The congressional investigation into alleged mishandling of a $528 million Energy Department loan guarantee to the now-bankrupt solar energy company Solyndra was bad news overall for the department. But there was one positive outcome: Energy developed an innovative tool to search for all the documents investigators were demanding.

When the probe began, the department’s Loan Programs Office was using a collection of clunky search tools to find sought-after documents, according to Chief Technology Officer Peter Tseronis. That  resulted in “GS-15s standing at printers hitting print, print, print, copy, copy, copy for emails, attachments, PDFs—information that was just voluminous,” he says.

Acting Chief Financial Officer Owen Barwell took the problem to Tseronis and within a few weeks, the CTO’s office had worked with the search vendor Reperio Concepts to retrofit an enterprise Google search tool the department already was using to index and sort through emails, attachments, Word documents and PDFs. That drastically cut down Energy’s workload, Tseronis said.

Now that the enterprise search tool is built, officials can use it elsewhere in the department, either for legal discovery or records management, and the process will be useful background knowledge if Energy builds or buys a new records management system.

Crisis is often the mother of invention, especially when funds are short. “The neat thing behind the scenes is it caused us to take a look at a process and say that needs to be improved because now we’re a bit under the gun and we have to make this more efficient,” he says.


Joseph Marks

That Was Quick

The Air Force Special Operations Command canceled its planned acquisition of Apple iPad tablet computers in February, two days after receiving a query from Nextgov about the inclusion of Russian-developed encryption and documents reader software specified in procurement documents.

The command didn’t provide any explanation for the move. Officials originally planned to acquire 2,861 iPad 2 tablet computers to serve as electronic flight bags, storing digital versions of paper navigation charts and technical manuals. The procurement specified the use of GoodReader software, developed in Russia, to meet security requirements.

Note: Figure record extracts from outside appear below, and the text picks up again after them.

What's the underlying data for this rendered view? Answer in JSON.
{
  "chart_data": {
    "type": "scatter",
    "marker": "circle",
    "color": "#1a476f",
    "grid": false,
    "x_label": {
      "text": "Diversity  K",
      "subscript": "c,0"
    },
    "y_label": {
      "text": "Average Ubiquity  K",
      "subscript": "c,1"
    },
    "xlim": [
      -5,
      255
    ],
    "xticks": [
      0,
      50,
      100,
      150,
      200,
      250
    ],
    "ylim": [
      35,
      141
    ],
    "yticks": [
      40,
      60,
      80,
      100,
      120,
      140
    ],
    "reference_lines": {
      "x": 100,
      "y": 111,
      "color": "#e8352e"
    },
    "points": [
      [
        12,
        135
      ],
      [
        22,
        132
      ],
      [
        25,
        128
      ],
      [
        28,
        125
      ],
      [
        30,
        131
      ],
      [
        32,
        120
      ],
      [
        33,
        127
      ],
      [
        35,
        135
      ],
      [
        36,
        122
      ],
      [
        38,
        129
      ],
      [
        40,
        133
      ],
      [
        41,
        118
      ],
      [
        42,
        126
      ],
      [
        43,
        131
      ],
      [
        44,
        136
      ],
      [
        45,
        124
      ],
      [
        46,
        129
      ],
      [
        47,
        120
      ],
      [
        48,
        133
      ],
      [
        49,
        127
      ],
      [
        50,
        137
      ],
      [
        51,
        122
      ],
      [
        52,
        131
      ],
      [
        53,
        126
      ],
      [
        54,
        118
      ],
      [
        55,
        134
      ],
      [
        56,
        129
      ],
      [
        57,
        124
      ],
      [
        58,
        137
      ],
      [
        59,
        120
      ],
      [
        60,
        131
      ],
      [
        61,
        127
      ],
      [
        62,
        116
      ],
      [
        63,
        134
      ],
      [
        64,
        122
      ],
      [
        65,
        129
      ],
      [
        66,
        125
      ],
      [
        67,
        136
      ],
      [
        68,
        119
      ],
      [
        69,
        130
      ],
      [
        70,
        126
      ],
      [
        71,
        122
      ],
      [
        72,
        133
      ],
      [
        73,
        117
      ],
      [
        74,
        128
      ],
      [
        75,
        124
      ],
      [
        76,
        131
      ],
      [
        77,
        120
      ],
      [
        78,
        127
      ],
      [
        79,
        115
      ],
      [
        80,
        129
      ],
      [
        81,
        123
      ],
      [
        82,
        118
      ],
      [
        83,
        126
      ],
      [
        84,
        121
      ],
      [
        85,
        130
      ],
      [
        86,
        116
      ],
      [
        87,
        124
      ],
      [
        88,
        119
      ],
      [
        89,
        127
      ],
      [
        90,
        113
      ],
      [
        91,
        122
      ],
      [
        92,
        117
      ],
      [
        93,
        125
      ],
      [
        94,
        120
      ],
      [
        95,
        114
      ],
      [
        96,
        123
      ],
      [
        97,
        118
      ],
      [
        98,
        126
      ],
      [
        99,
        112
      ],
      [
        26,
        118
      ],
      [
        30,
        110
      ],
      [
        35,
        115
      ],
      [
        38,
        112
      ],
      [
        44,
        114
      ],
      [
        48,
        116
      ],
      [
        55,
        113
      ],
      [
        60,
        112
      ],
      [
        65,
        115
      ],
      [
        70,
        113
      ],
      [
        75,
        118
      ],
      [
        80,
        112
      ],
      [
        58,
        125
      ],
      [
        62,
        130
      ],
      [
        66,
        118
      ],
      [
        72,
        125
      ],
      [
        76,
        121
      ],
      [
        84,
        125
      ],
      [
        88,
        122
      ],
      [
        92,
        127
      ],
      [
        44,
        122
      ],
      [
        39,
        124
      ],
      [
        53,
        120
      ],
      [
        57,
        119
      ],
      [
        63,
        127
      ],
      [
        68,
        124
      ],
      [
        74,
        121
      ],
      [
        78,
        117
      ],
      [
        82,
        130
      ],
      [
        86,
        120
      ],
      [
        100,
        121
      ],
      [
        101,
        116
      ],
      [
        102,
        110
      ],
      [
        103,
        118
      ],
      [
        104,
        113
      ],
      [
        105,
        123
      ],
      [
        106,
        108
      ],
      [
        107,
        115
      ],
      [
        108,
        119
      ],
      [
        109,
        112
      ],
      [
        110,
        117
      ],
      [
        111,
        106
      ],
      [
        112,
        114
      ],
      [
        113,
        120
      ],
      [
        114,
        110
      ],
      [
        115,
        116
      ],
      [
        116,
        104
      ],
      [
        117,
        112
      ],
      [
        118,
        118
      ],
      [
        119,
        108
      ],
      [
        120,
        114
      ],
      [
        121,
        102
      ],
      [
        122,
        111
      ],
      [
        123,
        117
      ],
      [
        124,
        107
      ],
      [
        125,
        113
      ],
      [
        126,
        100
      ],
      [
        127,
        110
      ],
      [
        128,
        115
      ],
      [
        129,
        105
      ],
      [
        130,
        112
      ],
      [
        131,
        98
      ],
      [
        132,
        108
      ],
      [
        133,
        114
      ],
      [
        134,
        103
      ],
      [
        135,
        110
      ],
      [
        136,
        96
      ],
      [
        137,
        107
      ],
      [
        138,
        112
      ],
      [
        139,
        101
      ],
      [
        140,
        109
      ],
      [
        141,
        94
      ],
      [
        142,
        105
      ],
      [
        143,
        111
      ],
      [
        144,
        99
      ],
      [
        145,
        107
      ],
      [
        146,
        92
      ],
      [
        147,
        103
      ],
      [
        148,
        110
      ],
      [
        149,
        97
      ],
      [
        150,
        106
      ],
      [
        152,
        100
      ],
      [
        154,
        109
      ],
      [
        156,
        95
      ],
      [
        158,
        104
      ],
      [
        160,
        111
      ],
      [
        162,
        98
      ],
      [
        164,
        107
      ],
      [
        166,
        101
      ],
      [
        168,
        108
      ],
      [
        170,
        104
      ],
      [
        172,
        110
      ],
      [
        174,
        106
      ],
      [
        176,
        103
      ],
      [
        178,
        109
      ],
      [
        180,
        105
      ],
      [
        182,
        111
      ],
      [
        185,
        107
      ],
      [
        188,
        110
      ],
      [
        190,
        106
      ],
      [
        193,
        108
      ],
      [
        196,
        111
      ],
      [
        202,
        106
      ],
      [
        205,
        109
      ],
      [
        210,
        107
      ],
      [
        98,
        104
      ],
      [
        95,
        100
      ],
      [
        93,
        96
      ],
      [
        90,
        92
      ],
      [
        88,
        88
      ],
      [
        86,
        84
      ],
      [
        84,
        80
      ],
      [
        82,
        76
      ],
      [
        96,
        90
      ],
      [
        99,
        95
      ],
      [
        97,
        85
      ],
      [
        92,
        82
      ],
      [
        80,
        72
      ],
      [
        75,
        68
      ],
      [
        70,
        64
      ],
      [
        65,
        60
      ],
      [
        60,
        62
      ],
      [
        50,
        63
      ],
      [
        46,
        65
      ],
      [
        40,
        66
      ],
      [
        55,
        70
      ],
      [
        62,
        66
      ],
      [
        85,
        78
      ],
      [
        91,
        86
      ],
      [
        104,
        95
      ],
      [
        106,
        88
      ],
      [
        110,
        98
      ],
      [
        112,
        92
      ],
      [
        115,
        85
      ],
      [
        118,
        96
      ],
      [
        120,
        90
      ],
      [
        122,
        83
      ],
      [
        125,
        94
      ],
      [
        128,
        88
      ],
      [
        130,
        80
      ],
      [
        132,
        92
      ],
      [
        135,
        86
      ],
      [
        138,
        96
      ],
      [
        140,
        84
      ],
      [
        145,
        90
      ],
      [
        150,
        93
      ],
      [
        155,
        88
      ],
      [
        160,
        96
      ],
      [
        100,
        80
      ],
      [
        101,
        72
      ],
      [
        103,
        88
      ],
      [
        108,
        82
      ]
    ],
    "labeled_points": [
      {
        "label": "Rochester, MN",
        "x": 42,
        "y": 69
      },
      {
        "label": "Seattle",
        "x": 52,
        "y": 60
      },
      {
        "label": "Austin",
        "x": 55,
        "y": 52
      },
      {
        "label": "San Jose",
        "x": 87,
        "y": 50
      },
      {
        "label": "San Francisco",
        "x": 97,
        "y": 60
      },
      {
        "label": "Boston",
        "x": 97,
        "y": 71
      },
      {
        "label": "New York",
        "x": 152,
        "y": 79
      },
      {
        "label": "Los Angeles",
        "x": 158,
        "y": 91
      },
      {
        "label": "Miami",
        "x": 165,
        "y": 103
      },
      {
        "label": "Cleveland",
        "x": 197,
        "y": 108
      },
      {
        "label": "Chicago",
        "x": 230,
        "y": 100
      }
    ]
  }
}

Bernie Skoch, a defense industry consultant and a retired Air Force brigadier general with extensive security experience, says with mission-critical applications every line of source code must be examined for malicious code. It does not take much imagination “to conjure the catastrophic consequences” that could result from malicious code in an electronic flight bag, he adds.

Bob Brewin

Exit Plan 

The Homeland Security Department plans to scrap a second attempt at a failed $1 billion virtual fence if officials are unable to find suitable technologies already on the market. The initiative involves deploying camera-studded towers along the U.S.-Mexico border capable of flagging illegal activity under the harsh conditions that foiled the project’s predecessor, the Secure Border Initiative network.

The department notified contractors in February that DHS does NOT—in all caps—want unproven technologies. “First and foremost, CBP is NOT interested in any kind of a system development,” the notice said. “CBP will cancel the solicitation rather than procure an ineffective or high-risk offering.”